Она отказалась и с извинениями пояснила:
– Сегодня у меня трудный день. Je vous assure[12] , я останусь подольше, когда приеду за своим платьем.
Возвращаясь домой в одиночестве, она осознала, что герцог Солуэй по-прежнему занимает ее мысли. Так случалось и прежде, когда она уставала и была не в силах думать о своей работе или неясном будущем. Ее привлекли не только его красота и знатность, но и доброжелательность, столь редкая для французских аристократов. Его отношение к ней, очевидно, не было флиртом или стремлением покорить бедную девушку. Он видел в ней прежде всего разумное существо с неожиданным для танцовщицы чувством собственного достоинства. Похоже, что английские аристократы демократичнее низвергнутой французской знати, их титулы и состояния не столь древни. Современное поколение пэров отвергло жесткий социальный кодекс своих отцов и дедов. Знатные джентльмены водят дружбу с актерами, общаются с боксерами, одеваются, как грумы, и восторгаются радикальными политиками. Отдаленно это напоминало поведение золотой молодежи времен Директории, законодателей новых, эксцентричных мод и завсегдатаев парижских театров в годы, когда патриотический пыл пробудил у знати любовь к искусству.
Мысли о герцоге невольно дотянули за собой воспоминания об отце – музыканте. Он приучил ее к уважению прав человека в годы, когда его новая родина, единственная из европейских государств, боролась за них. Но последние восемь лет она жила в его Англии – мирной, богатой и непоследовательной в своей политике.
Англичанине восхищались французскими модами, мебелью и искусством, однако французам не доверяли и смеялись над ними. И хотя ее больше не задевали карикатуры и пасквили на правителя Франции, она так и не смогла побороть в себе чувство вины и – национальной гордости. Ей надолго врезалось в память печальное и тревожное лицо Марии-Антуанетты. И вслед за этим лицом вспомнилось третье – матери, горько заплакавшей в день казни королевы.
В годы революции погибло множество людей, и когда страшная эпоха сменилась еще более отвратительной порой террора, Розали решила, что конец света неминуем. Душой и сердцем она была предана королевской власти, хотя на сцене Парижской оперы часто изображала республиканок. Немногие истинные артисты, и среди них ее мать, процветали в то время балеты, опера, драма, живопись успешно дополняли политические идеи и разговоры. Все, у кого хватило ума и способностей следовать за партией власти, могли жить и работать без особых трудностей. Поэтому Розали и ее родителям удалось выжить.
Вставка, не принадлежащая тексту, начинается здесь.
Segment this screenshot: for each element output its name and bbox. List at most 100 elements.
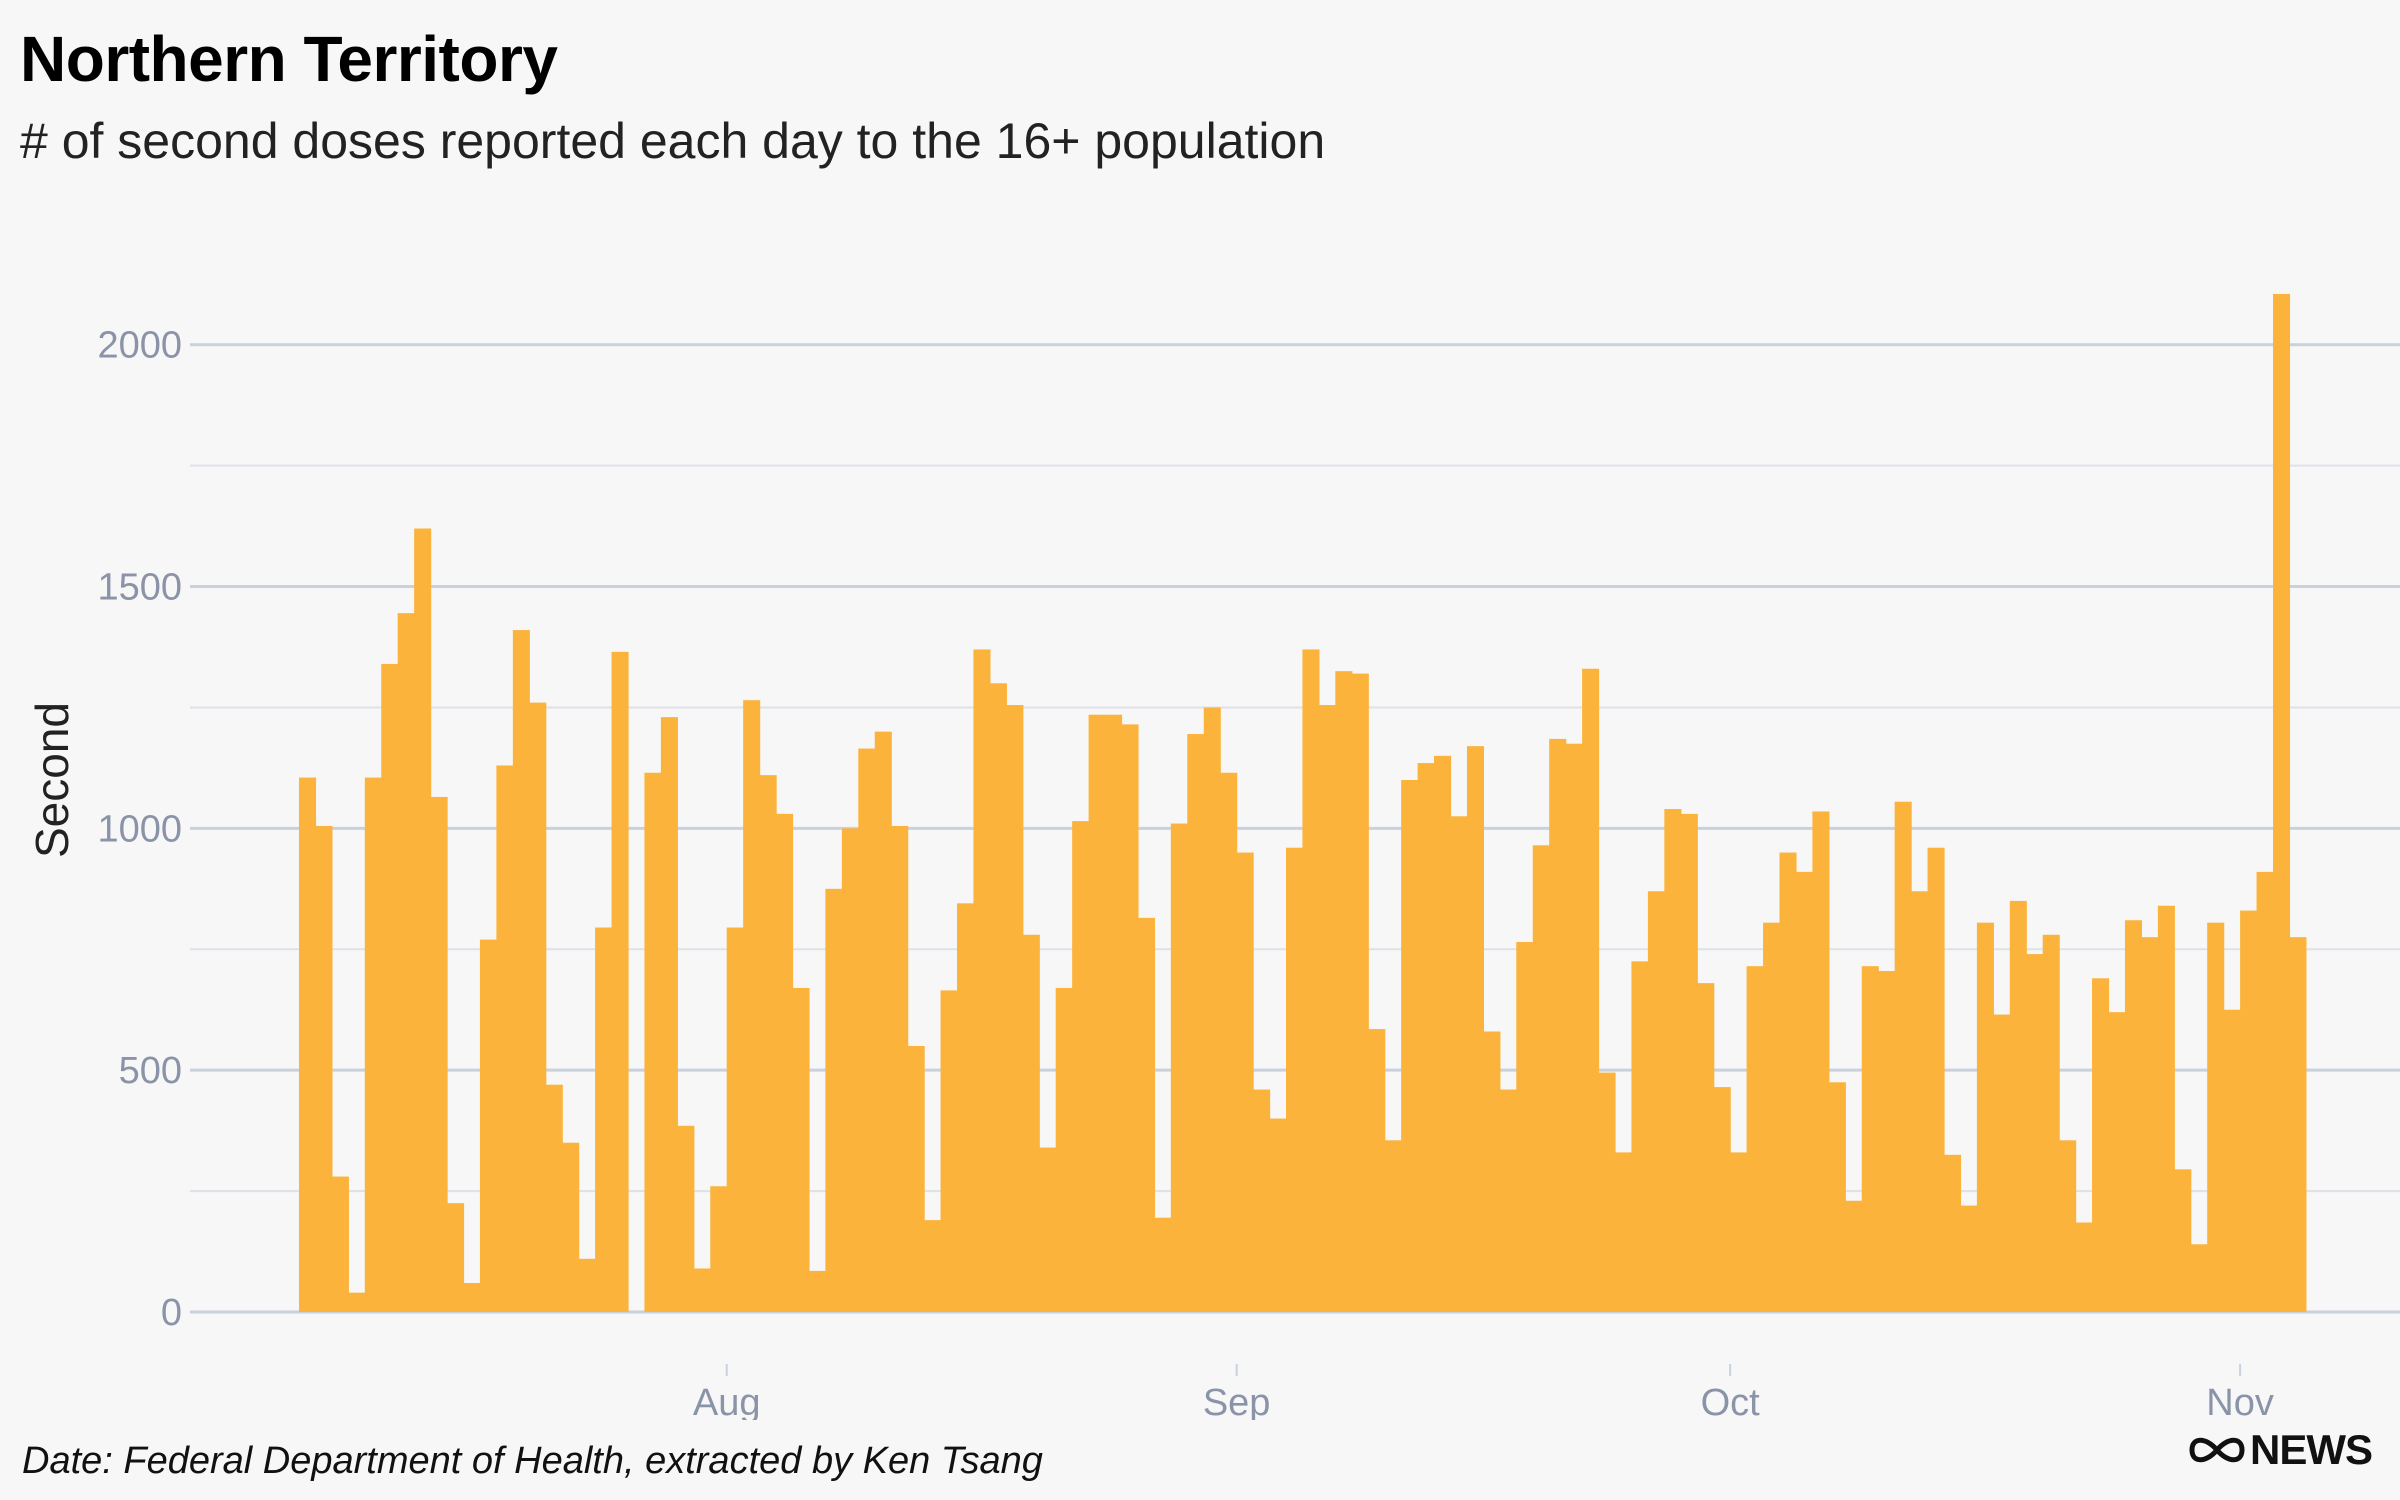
bar xyxy=(1006,705,1024,1312)
bar xyxy=(710,1186,728,1312)
logo-text: NEWS xyxy=(2250,1426,2373,1473)
bar xyxy=(1434,755,1452,1312)
bar xyxy=(924,1220,942,1312)
y-axis-ticks: 0 500 1000 1500 2000 xyxy=(97,325,182,1334)
bar xyxy=(562,1142,580,1312)
bar xyxy=(1121,724,1139,1312)
bar xyxy=(1582,668,1600,1312)
bar xyxy=(1944,1154,1962,1312)
bar xyxy=(1763,922,1781,1312)
bar xyxy=(595,927,613,1312)
bar xyxy=(693,1268,711,1312)
bar xyxy=(973,649,991,1312)
bar xyxy=(907,1046,925,1312)
abc-lissajous-icon xyxy=(2189,1437,2245,1463)
bar xyxy=(1845,1200,1863,1312)
bar xyxy=(1368,1029,1386,1312)
y-tick-label: 2000 xyxy=(97,325,182,367)
bar xyxy=(611,651,629,1312)
bar xyxy=(2042,934,2060,1312)
abc-news-logo: NEWS xyxy=(2188,1426,2373,1474)
bar xyxy=(1269,1118,1287,1312)
bar xyxy=(2273,293,2291,1312)
bar xyxy=(743,700,761,1312)
bar xyxy=(1565,743,1583,1312)
bar xyxy=(1911,891,1929,1312)
bar xyxy=(1154,1217,1172,1312)
x-tick-label: Nov xyxy=(2206,1382,2274,1420)
bar xyxy=(2256,871,2274,1312)
bar xyxy=(1384,1140,1402,1312)
bar xyxy=(2157,905,2175,1312)
bar xyxy=(545,1084,563,1312)
bar xyxy=(2223,1009,2241,1312)
bar xyxy=(2207,922,2225,1312)
bar xyxy=(1664,809,1682,1312)
chart-subtitle: # of second doses reported each day to t… xyxy=(20,113,1326,169)
bar xyxy=(1450,816,1468,1312)
bar xyxy=(1105,714,1123,1312)
bar xyxy=(397,613,415,1312)
bar xyxy=(776,813,794,1312)
bar xyxy=(1137,917,1155,1312)
bar xyxy=(660,717,678,1312)
bar xyxy=(2075,1222,2093,1312)
bar xyxy=(2240,910,2258,1312)
bar xyxy=(348,1292,366,1312)
bar xyxy=(825,888,843,1312)
bar xyxy=(1170,823,1188,1312)
bar xyxy=(2141,937,2159,1312)
x-tick-label: Oct xyxy=(1701,1382,1761,1420)
bar xyxy=(1615,1152,1633,1312)
bar xyxy=(644,772,662,1312)
chart-title: Northern Territory xyxy=(20,23,558,95)
bar xyxy=(1187,734,1205,1312)
bar xyxy=(299,777,317,1312)
bar-chart: 0 500 1000 1500 2000 Aug Sep Oct Nov xyxy=(97,293,2400,1420)
bar xyxy=(1828,1082,1846,1312)
bar xyxy=(1499,1089,1517,1312)
bar xyxy=(331,1176,349,1312)
bar xyxy=(1236,852,1254,1312)
bar xyxy=(1072,821,1090,1312)
bar xyxy=(364,777,382,1312)
bar xyxy=(726,927,744,1312)
bar xyxy=(891,825,909,1312)
bar xyxy=(1549,738,1567,1312)
bar xyxy=(1598,1072,1616,1312)
bar xyxy=(1960,1205,1978,1312)
bar xyxy=(1993,1014,2011,1312)
bar xyxy=(315,825,333,1312)
bar xyxy=(1697,983,1715,1312)
source-note: Date: Federal Department of Health, extr… xyxy=(22,1440,1043,1482)
x-tick-label: Sep xyxy=(1203,1382,1271,1420)
bar xyxy=(1976,922,1994,1312)
bar xyxy=(447,1203,465,1312)
bar xyxy=(2174,1169,2192,1312)
bar xyxy=(1746,966,1764,1312)
bar xyxy=(430,796,448,1312)
bar xyxy=(2190,1244,2208,1312)
bar xyxy=(1647,891,1665,1312)
bar xyxy=(1779,852,1797,1312)
bar xyxy=(1286,847,1304,1312)
bar xyxy=(1417,763,1435,1312)
bar xyxy=(874,731,892,1312)
bar xyxy=(1466,746,1484,1312)
bar xyxy=(1055,987,1073,1312)
bar xyxy=(677,1125,695,1312)
bar xyxy=(1203,707,1221,1312)
bar xyxy=(1302,649,1320,1312)
bar xyxy=(1812,811,1830,1312)
bar xyxy=(1401,780,1419,1312)
bar xyxy=(989,683,1007,1312)
y-tick-label: 0 xyxy=(161,1292,182,1334)
bar xyxy=(1039,1147,1057,1312)
bar xyxy=(1483,1031,1501,1312)
bar xyxy=(1253,1089,1271,1312)
bar xyxy=(1861,966,1879,1312)
bar xyxy=(512,630,530,1312)
x-axis-ticks: Aug Sep Oct Nov xyxy=(693,1364,2274,1420)
bar xyxy=(1318,705,1336,1312)
bar xyxy=(578,1258,596,1312)
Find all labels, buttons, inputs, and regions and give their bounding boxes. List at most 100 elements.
Обстоятельства вынуждали ее лицемерить, и Розали не была уверена, сможет ли при случае сделать правильный выбор и не изменить ему до конца. Проходя по Уотерхаус Филд, она помянула в душе погибших. Они заплатили за свои убеждения жизнью. Розали боялась, что ее неудачливость разочарует привлекательного герцога с умными серыми глазами.
– Какого дьявола ты здесь и что ты делаешь? – гневно обратился Джервас к стоявшему на пороге его кабинета.
– Я плавал в Серпентайне, – ответствовал Ниниан, больше похожий на жертву кораблекрушения, чем на юного пэра. Промокший с головы до ног, он был укутан в темно-синий сюртук лакея особняка Солуэй.
– В октябре?
Мальчик пожал плечами, и сюртук упал. Снова накинув его, Ниниан произнес:
– Вода не такая холодная, как может показаться. Когда «Викториус» опрокинулся, я его спас, а доплыть до берега не составило труда...
Джервас перевел взгляд на лакея Роберта, сопровождавшего Ниниана в Гайд-парк.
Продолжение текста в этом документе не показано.